My problem is, that the GPLv2's terms are incredibly strict, prohibiting any other license terms being applied by any other source in the project.  This means that you can't mix GPLv2 with pretty much anything else, except the very most permissive licenses.  The patent grant & protection clauses breaks GPLv2.  (In another older circumstance, the CDDL had similar issues which blocks ZFS from being distributed with the Linux kernel proper.  The CDDL also had a fairly benign choice-of-venue clause for legal action, which was also deemed incompatible to the GPLv2.)

So at the end of the day, GPLv2 freezes innovation and has limited my own actions because I would like to enable people who have GPLv2 libraries to use my libraries.  We even have an ideological agreement -- the FSF actually recommends the Apache License 2.0!  And yet I can't use it; I'm stuck with a very much inferior MIT license in order to let GPLv2 folks play in the pool.

Wait, you say, what about the GPLv3?  It fixed these incompatibilities, right?   Well, yeah, but then it went and added other constraints on use which are even more chilling than the GPLv2.  (The anti-Tivoization clause, which is one of the more bizarre things I've seen in any software license, applying only to equipment intended primarily "consumer premises".  What??)

The GPL is the FOSS movements worst enemy, in my opinion.  Sure, Linux is everywhere, but I believe that this is in spite of the GPLv2 license, rather than as a natural by product.  The same result could have been achieved under a liberal, or a file-based copyleft.

GPL in Support of Proprietary Ecosystems


In another turn of events, the GPL is now being used by commercial entities in a bait-and-switch.  In this scheme, they hook the developer on their work under the GPL.  But when the developer wants to add some kind of commercial capability and retain the source confidentially, the developer cannot do that -- unless the developer pays the original author a fee for a special commercial license.    For a typical example, have a look at the WolfSSL license page.

Now all that is fine and dandy legal as you please.  But, in this case, the GPL isn't being used to promote open source at all.  Instead, it has become an enabler for monetization of closed source, and frankly leads to a richer proprietary software ecosystem.  I don't think this was what the original GPL authors had intended.
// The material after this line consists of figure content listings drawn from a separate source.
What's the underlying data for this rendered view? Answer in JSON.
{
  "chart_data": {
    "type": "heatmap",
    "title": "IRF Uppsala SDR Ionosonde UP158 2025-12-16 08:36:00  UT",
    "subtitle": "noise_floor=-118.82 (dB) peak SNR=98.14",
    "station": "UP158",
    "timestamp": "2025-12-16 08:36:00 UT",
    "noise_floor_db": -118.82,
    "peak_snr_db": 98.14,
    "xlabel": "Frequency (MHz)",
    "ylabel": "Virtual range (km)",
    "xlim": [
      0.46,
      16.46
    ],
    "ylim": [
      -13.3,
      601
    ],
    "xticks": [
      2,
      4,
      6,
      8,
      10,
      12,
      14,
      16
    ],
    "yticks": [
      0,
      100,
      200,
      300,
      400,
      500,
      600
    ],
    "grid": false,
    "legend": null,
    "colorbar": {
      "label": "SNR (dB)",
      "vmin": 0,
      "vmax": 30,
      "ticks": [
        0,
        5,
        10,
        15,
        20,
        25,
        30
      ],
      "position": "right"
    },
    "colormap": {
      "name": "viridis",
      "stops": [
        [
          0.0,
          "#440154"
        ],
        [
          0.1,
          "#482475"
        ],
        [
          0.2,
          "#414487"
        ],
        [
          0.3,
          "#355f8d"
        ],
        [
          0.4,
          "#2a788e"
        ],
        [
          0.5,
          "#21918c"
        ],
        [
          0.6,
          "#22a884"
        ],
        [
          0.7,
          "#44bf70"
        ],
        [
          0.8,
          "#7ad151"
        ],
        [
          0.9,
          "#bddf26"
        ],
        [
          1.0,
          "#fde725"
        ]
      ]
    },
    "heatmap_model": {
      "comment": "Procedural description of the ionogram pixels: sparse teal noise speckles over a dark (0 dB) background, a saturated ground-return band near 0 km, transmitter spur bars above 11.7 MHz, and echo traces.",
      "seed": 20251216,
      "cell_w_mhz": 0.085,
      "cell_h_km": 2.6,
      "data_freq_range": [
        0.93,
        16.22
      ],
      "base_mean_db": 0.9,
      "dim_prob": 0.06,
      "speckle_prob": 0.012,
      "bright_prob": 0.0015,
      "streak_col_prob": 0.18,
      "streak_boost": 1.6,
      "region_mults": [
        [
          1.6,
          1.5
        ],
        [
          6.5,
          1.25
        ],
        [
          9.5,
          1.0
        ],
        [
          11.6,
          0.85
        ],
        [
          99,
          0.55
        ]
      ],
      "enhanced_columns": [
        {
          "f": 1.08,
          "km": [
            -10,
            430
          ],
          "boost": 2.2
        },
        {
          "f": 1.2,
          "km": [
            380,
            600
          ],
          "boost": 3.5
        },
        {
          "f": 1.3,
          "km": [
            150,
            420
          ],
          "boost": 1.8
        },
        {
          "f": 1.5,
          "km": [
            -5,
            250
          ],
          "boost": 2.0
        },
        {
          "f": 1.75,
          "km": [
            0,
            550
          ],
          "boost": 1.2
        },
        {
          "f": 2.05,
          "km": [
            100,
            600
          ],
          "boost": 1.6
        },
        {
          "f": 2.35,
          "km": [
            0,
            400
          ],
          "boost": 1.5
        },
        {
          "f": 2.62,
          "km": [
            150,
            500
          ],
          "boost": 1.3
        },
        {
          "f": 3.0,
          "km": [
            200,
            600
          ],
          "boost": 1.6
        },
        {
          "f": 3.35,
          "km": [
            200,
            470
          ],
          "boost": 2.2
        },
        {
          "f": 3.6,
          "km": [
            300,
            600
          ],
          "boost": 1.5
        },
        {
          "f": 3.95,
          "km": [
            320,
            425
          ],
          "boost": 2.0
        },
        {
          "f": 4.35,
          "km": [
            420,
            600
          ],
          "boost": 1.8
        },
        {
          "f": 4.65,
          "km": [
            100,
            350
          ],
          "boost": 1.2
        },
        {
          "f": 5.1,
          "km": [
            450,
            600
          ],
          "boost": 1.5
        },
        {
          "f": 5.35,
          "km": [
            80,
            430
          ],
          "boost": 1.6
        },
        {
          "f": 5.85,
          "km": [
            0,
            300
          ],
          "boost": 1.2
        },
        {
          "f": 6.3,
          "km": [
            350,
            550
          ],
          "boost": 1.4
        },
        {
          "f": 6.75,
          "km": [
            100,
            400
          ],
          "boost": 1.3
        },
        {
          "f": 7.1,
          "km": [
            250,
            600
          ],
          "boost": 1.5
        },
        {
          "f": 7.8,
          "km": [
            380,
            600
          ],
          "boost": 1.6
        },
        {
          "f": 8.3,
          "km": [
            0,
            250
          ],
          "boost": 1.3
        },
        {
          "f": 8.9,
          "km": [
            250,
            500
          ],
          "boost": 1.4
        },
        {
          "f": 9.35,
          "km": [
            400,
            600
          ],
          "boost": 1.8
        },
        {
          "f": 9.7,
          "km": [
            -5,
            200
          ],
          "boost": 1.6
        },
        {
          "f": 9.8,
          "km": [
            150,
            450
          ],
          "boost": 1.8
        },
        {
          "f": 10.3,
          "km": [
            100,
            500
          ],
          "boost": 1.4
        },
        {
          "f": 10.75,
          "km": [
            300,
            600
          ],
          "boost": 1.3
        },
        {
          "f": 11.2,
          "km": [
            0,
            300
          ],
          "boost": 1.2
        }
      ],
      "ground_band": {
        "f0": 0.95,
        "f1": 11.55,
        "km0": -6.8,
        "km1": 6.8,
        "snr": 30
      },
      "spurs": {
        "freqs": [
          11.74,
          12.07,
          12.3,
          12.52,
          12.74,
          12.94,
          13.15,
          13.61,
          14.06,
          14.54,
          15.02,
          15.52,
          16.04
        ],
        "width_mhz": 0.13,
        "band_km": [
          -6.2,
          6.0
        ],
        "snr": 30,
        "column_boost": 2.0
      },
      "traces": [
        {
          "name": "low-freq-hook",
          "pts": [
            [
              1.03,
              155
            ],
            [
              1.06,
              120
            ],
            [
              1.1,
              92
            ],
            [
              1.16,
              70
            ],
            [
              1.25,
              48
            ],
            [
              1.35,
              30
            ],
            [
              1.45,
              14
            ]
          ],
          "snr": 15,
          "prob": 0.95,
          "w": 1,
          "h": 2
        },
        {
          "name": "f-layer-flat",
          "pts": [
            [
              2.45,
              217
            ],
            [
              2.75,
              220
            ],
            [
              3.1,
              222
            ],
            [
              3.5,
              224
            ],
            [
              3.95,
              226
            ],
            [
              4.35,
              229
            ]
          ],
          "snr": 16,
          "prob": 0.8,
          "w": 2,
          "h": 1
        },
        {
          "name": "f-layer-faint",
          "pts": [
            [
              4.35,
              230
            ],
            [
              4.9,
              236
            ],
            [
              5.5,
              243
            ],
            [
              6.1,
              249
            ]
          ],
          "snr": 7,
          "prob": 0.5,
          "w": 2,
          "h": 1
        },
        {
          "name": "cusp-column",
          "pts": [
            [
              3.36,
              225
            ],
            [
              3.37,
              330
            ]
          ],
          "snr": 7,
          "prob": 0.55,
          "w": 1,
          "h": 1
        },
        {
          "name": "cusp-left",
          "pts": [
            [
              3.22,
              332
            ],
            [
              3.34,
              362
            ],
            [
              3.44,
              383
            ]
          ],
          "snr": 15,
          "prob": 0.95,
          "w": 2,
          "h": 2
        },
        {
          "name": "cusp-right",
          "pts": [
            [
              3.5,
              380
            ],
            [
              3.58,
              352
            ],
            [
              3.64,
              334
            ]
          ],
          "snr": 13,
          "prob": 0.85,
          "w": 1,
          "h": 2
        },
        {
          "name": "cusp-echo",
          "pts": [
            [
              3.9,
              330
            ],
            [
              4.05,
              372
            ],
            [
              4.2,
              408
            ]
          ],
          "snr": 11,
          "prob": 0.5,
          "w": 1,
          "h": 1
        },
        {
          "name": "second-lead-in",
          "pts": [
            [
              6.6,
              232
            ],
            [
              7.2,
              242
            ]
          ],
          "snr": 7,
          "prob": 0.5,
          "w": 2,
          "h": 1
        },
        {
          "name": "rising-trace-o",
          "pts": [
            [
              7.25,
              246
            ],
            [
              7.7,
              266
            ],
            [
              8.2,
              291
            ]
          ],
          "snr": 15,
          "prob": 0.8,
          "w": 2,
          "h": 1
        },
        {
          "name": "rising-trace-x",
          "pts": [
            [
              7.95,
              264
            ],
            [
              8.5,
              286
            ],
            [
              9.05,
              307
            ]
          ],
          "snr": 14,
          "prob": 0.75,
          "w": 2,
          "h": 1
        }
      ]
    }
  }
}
Furthermore, because the author of this proprietary software needs to be able to relicense the code under commercial terms, they are very very unlikely to accept contributions from third parties (e.g. external developers) -- unless those contributors are willing to perform a copyright assignment or sign a contributor agreement giving the commercial entity very broad relicensing rights.
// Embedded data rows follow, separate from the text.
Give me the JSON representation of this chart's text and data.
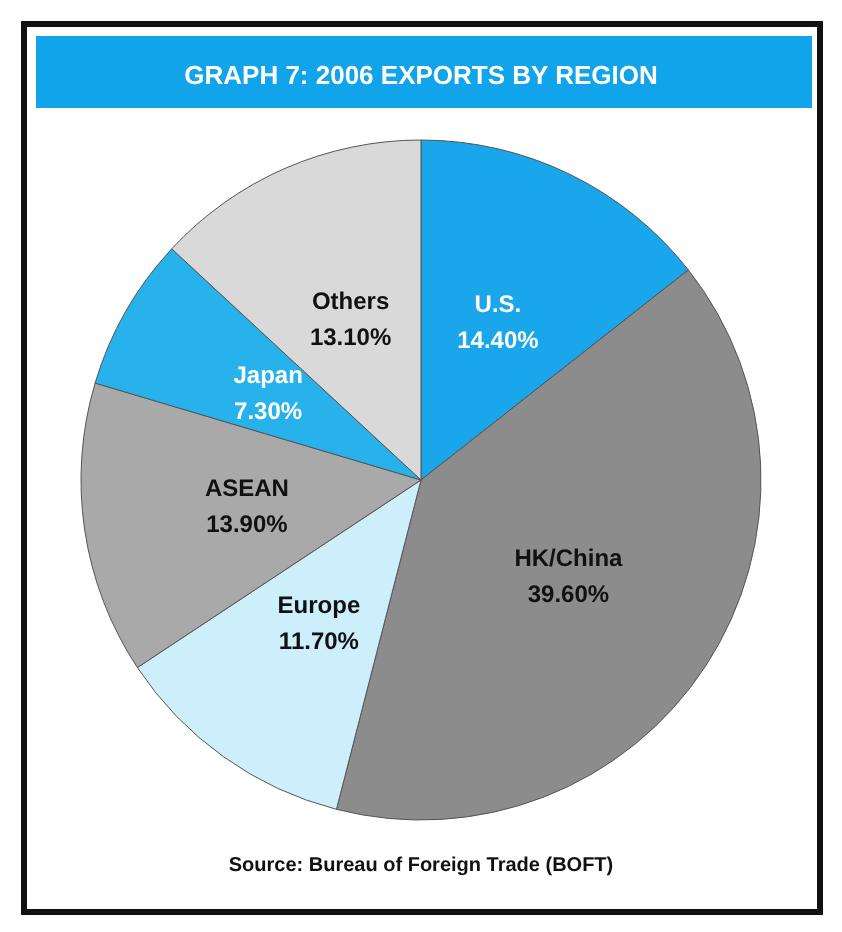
{
  "chart_data": {
    "type": "pie",
    "title": "GRAPH 7: 2006 EXPORTS BY REGION",
    "categories": [
      "U.S.",
      "HK/China",
      "Europe",
      "ASEAN",
      "Japan",
      "Others"
    ],
    "values": [
      14.4,
      39.6,
      11.7,
      13.9,
      7.3,
      13.1
    ],
    "value_labels": [
      "14.40%",
      "39.60%",
      "11.70%",
      "13.90%",
      "7.30%",
      "13.10%"
    ],
    "colors": [
      "#19a6ea",
      "#8c8c8c",
      "#cdeefb",
      "#a9a9a9",
      "#27b2ec",
      "#d9d9d9"
    ],
    "annotations": [
      "Source: Bureau of Foreign Trade (BOFT)"
    ],
    "legend": false
  }
}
So instead of becoming an enabler for open collaboration, the GPL just becomes another tool in the pockets of commercial interests.

The GPL Needs to Die

If you love open source, and you want to enhance innovation, please, please don't license your stuff under GPL unless you have no other choice.  If you can relicense your work under other terms, please do so!  Look for a non-viral license with the patent protections needed for both your and your downstreams.  I recommend either the Mozilla Public License (if you need a copyleft on your own code), or the Apache License (which is liberal but offers better protections over BSD or MIT or similar alternatives.)